Executive Director Chris St. Cyr Victim Advocate Sarah Gerry
The expectation is to view the internship as a job. Director St. Cyr offers a small stipend for completing CCAC-specific work, but for the most part, high school interns are unpaid. Due to the nature of the cases that come through the doors of the CAC, high school interns are more limited in what they can and cannot do. And because they may know the victims and families, they are not allowed at the CAC during interviews. College students complete 24 hours of online victim advocate (VA) training. And if an opportunity presents itself, they may be allowed to work with a victim and family under CCAC victim advocate Sarah Gerry’s careful supervision.

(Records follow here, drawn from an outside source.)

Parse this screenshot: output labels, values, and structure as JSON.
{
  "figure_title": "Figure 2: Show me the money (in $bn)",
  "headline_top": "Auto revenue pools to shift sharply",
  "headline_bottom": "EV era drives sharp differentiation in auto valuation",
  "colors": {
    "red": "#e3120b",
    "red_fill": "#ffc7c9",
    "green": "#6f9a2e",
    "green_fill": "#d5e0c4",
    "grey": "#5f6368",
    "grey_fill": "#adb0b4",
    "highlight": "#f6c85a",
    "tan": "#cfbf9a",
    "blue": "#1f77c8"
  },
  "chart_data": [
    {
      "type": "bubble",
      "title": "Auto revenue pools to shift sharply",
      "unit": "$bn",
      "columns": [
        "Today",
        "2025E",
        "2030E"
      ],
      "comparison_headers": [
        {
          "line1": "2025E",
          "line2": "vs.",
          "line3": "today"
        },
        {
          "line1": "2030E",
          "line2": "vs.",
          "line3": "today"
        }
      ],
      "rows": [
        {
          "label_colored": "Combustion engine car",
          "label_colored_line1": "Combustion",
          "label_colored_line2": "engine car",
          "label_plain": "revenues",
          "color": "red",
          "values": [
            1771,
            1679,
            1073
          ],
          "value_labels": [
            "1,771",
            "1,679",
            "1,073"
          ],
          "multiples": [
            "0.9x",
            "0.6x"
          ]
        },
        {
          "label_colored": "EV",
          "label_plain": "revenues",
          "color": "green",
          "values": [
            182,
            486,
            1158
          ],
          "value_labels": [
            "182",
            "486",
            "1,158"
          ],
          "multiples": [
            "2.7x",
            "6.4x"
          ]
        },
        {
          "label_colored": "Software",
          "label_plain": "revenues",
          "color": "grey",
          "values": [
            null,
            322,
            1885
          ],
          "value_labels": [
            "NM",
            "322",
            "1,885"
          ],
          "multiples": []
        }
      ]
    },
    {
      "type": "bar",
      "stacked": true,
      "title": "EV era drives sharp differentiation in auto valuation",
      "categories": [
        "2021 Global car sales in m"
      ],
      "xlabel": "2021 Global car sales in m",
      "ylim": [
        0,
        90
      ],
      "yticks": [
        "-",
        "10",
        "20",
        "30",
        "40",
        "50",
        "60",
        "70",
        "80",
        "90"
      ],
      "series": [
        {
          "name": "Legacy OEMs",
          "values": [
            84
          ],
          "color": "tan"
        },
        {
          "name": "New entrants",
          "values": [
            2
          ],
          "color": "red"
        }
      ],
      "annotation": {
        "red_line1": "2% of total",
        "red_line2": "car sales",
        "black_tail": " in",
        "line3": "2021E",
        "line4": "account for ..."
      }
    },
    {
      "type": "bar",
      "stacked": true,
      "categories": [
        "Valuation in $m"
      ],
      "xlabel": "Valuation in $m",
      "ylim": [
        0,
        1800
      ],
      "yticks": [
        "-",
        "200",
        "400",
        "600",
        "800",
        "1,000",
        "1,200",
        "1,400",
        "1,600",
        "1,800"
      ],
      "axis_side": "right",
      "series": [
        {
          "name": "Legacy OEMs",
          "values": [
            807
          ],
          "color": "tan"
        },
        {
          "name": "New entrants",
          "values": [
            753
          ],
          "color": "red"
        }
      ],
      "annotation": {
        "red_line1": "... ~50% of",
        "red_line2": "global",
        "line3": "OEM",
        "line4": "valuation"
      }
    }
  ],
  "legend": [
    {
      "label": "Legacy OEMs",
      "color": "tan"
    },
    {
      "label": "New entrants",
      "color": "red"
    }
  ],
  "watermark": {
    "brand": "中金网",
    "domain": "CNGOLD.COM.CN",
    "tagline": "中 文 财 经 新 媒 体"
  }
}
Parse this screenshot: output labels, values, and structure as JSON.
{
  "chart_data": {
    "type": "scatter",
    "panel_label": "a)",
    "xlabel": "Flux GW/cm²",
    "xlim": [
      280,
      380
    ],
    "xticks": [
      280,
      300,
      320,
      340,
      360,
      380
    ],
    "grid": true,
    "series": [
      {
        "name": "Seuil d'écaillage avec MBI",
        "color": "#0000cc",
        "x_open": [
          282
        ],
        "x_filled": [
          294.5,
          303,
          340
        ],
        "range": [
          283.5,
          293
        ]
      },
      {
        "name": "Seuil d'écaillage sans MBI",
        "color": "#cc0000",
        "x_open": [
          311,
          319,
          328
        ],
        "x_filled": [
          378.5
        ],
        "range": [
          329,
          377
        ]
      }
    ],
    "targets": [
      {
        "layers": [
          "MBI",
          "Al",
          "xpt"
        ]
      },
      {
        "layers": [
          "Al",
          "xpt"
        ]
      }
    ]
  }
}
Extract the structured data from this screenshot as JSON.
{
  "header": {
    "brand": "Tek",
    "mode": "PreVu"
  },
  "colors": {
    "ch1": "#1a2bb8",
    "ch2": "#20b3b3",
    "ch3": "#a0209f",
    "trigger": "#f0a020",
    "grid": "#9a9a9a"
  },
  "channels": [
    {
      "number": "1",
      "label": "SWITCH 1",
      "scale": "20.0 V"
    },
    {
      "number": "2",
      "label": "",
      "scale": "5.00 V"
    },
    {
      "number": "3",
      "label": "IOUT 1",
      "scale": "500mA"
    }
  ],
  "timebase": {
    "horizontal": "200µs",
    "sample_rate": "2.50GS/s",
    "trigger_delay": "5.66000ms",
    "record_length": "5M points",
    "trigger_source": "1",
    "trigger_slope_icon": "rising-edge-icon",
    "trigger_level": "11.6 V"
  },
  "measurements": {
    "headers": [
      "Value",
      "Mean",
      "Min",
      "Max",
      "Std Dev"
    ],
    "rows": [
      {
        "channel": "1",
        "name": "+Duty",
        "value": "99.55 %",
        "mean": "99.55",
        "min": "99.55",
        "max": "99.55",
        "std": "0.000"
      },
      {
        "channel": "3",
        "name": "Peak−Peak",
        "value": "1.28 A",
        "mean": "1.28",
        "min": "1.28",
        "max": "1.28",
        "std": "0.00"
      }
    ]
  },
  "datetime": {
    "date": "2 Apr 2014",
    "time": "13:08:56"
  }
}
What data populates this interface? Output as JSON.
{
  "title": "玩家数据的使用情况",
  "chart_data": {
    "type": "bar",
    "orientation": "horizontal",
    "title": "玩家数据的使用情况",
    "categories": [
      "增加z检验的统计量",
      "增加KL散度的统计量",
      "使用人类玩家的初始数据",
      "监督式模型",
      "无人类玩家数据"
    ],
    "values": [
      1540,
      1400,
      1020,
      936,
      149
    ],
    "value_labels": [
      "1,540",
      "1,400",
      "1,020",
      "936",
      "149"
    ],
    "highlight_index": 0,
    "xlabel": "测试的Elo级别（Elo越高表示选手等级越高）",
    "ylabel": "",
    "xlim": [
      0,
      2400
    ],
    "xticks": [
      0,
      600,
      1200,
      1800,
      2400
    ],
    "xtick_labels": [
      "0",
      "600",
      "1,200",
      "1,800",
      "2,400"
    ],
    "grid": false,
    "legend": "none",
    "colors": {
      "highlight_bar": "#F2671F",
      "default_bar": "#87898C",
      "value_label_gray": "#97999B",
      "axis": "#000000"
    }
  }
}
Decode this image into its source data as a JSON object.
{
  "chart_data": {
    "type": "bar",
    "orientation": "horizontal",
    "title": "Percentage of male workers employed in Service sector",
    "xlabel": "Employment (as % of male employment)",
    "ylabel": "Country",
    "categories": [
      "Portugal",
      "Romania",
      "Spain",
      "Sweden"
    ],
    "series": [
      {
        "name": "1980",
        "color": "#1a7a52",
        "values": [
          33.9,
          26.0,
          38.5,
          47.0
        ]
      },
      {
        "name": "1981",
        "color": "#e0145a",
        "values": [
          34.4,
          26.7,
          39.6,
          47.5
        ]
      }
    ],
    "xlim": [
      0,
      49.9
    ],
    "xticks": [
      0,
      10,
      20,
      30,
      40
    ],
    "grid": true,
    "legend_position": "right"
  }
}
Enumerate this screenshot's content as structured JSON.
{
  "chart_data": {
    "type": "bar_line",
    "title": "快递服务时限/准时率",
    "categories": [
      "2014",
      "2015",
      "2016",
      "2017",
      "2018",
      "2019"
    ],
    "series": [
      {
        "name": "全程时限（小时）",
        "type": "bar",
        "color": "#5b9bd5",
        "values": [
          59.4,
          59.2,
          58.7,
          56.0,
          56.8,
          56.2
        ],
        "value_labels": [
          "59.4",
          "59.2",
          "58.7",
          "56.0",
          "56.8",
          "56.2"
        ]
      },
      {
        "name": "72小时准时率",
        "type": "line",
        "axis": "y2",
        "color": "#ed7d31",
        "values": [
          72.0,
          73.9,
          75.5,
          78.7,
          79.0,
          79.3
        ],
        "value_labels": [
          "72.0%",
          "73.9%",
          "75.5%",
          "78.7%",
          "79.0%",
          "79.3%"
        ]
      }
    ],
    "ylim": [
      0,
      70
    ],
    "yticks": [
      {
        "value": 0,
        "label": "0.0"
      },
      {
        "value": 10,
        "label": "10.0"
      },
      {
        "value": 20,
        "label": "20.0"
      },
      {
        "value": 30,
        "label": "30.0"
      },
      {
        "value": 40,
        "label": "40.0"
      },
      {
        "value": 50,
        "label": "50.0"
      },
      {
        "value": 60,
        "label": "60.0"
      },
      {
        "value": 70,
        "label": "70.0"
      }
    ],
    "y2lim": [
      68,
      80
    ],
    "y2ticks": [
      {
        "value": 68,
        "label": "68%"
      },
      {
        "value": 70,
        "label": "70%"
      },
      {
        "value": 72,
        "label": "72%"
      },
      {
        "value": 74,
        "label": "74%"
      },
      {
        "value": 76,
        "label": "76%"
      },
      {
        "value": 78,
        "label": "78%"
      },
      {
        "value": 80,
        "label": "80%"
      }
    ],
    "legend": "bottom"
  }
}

Director St. Cyr’s strategy paid off. One of their former college interns is a candidate to fill an “at-large” board seat. When the pandemic hit, many programs, including the intern program at CCAC, were paused.
When director St. Cyr was called away for the National Guard, also a result of the pandemic, he hired one of their high school interns as a temporary employee to help fill the gaps.
The mutual benefit of having the interns at the CCAC, and providing them with these opportunities, has helped the center grow as an organization and creates long lasting relationships within the community and partner agencies.
Their driven interns at the CCAC add significant value to the team and benefit students in many degree programs. Over the past three years, the CCAC has hosted seven interns who brought a wide range of skills to the table. Where are they now?
Brittany Gallien (NVU Lyndon) graduated and now works for one of our partner agencies, Northeast Kingdom Human Services as a mental health worker.
Madison Labounty (St. Johnsbury Academy) graduated and came to work for CCAC during the summer months to assist our Victim Advocate, and also joined the Air Force and leaves for basic training in April, 2021.
Olivia Payette (NVU Johnson) is finishing her senior year.
Caleb Derbyshire (NVU Lyndon) graduated and is a commissioned officer with the Marine Corps.
Kelsey Holland (NVU Lyndon) graduated and is working for Kingdom Autism and Behavioral Health.
Angelina Zola (NVU Lyndon) graduates in the spring and plans to begin a graduate program that leads to a private practice of her own.
Katheryn Stone (St. Johnsbury Academy) graduated high school and entered the workforce. (photo not available)
While the CAC provides an opportunity for these interns to learn some skills and work independently, the interns help the CAC flourish. It’s a win/win!